FDA lets bowel drug sell again, with rules aimed at preventing deaths

WASHINGTON (AP) _ The government is allowing a once-popular drug for irritable bowel syndrome back on the market, but with tough new restrictions aimed at mitigating side effects blamed for killing seven

Friday, June 7th 2002, 12:00 am

By: News On 6


WASHINGTON (AP) _ The government is allowing a once-popular drug for irritable bowel syndrome back on the market, but with tough new restrictions aimed at mitigating side effects blamed for killing seven people.

Lotronex may be prescribed only by certain doctors enrolled in a special program, and given only to the sickest patients _ fewer than 5 percent of sufferers _ who have failed other therapies, the Food and Drug Administration said Friday.

But the FDA stopped short of even tougher restrictions recommended by its scientific advisers, including requiring doctors to have undergone special training on Lotronex's risks before prescribing it. Instead, doctors can enroll in maker GlaxoSmithKline's prescription program merely by saying they're qualified and agreeing to educate their patients about the drug.

It's extremely rare for a drug pulled off the market for safety reasons to return. But the FDA had been heavily lobbied by desperate patients who pleaded that Lotronex was the only drug that ever relieved their constant misery.

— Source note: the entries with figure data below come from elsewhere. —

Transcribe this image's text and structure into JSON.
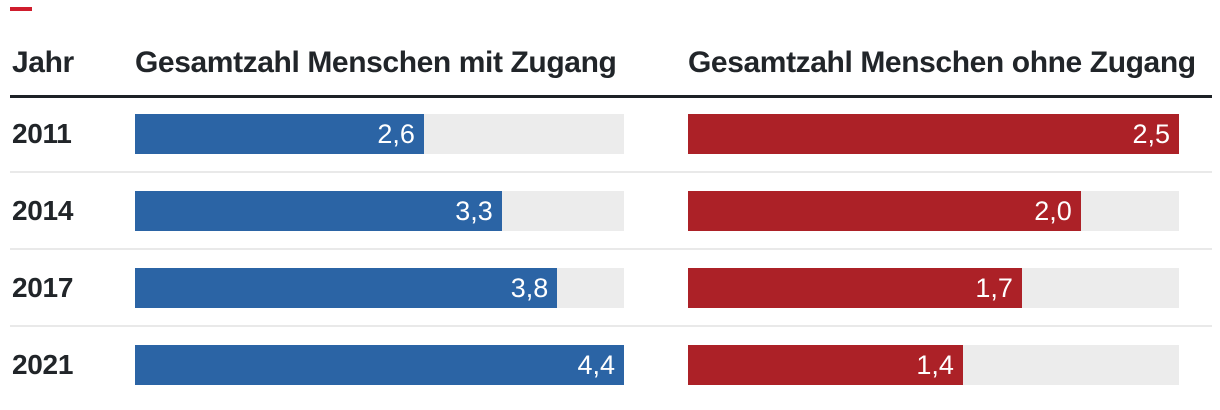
{
  "accent": {
    "dash_color": "#cf1d2d"
  },
  "colors": {
    "with_bar": "#2b64a5",
    "without_bar": "#ac2127",
    "track": "#ececec",
    "header_rule": "#1d2126",
    "divider": "#e9e9e9",
    "text": "#212529",
    "value_text": "#ffffff"
  },
  "table": {
    "col_year": "Jahr",
    "col_with": "Gesamtzahl Menschen mit Zugang",
    "col_without": "Gesamtzahl Menschen ohne Zugang",
    "rows": [
      {
        "year": "2011",
        "with_label": "2,6",
        "without_label": "2,5"
      },
      {
        "year": "2014",
        "with_label": "3,3",
        "without_label": "2,0"
      },
      {
        "year": "2017",
        "with_label": "3,8",
        "without_label": "1,7"
      },
      {
        "year": "2021",
        "with_label": "4,4",
        "without_label": "1,4"
      }
    ]
  },
  "chart_data": {
    "type": "bar",
    "orientation": "horizontal",
    "categories": [
      "2011",
      "2014",
      "2017",
      "2021"
    ],
    "series": [
      {
        "name": "Gesamtzahl Menschen mit Zugang",
        "values": [
          2.6,
          3.3,
          3.8,
          4.4
        ],
        "axis_max": 4.4,
        "color": "#2b64a5"
      },
      {
        "name": "Gesamtzahl Menschen ohne Zugang",
        "values": [
          2.5,
          2.0,
          1.7,
          1.4
        ],
        "axis_max": 2.5,
        "color": "#ac2127"
      }
    ],
    "value_labels": [
      [
        "2,6",
        "3,3",
        "3,8",
        "4,4"
      ],
      [
        "2,5",
        "2,0",
        "1,7",
        "1,4"
      ]
    ],
    "xlabel": "Jahr",
    "decimal_format": "comma",
    "grid": false,
    "legend_position": "column-headers"
  }
}
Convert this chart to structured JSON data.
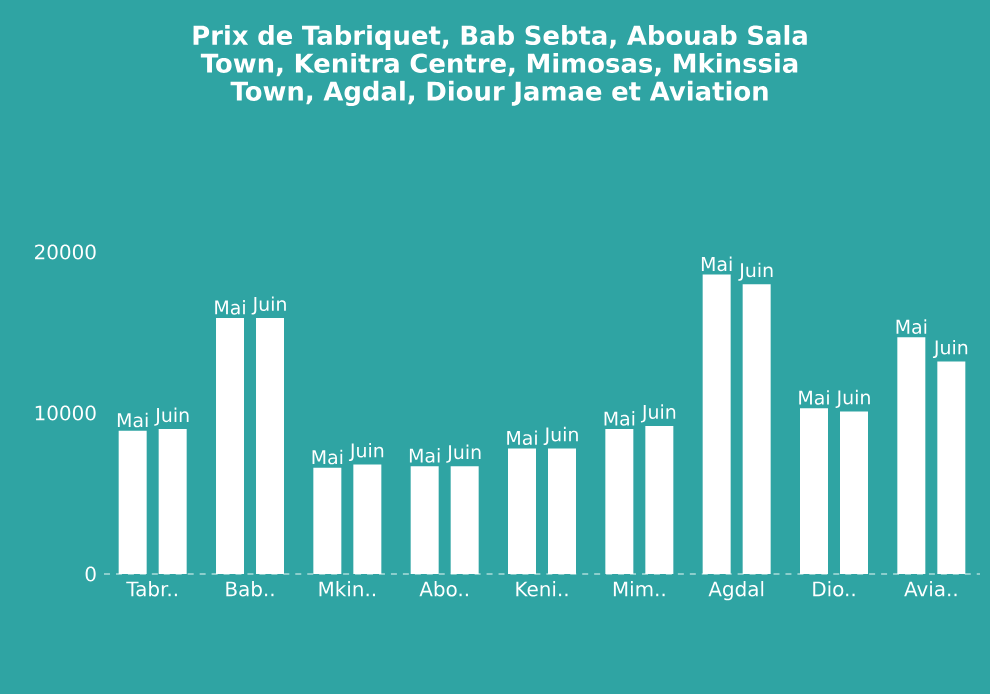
{
  "chart_data": {
    "type": "bar",
    "title": "Prix de Tabriquet, Bab Sebta, Abouab Sala Town, Kenitra Centre, Mimosas, Mkinssia Town, Agdal, Diour Jamae et Aviation",
    "categories": [
      "Tabr..",
      "Bab..",
      "Mkin..",
      "Abo..",
      "Keni..",
      "Mim..",
      "Agdal",
      "Dio..",
      "Avia.."
    ],
    "series": [
      {
        "name": "Mai",
        "color": "#ffffff",
        "values": [
          8900,
          15900,
          6600,
          6700,
          7800,
          9000,
          18600,
          10300,
          14700
        ]
      },
      {
        "name": "Juin",
        "color": "#ffffff",
        "values": [
          9000,
          15900,
          6800,
          6700,
          7800,
          9200,
          18000,
          10100,
          13200
        ]
      }
    ],
    "ylim": [
      0,
      20000
    ],
    "yticks": [
      0,
      10000,
      20000
    ],
    "grid": false,
    "legend": false
  }
}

Irritable bowel syndrome afflicts millions of Americans, mostly women. It's not life-threatening but can cause continual abdominal pain, sudden and urgent need to go to the bathroom, and either frequent diarrhea, constipation or both.

When the FDA first approved Lotronex in February 2000, it was lauded as the first new therapy in decades, and some 150,000 patients began taking it.

But just nine months later, Glaxo pulled Lotronex off the market because of severe side effects that the FDA says hospitalized 163 people, caused 51 to undergo major surgery and killed at least seven.

The problems: an intestinal inflammation called ischemic colitis and severe constipation, both so severe they could kill.

Consumer advocates had opposed returning Lotronex to the market, arguing that studies showed it offered only modest overall relief _ and then just for women with the diarrhea-predominant form of the disorder. It is not proved to work for men, and is dangerous for anyone with constipation.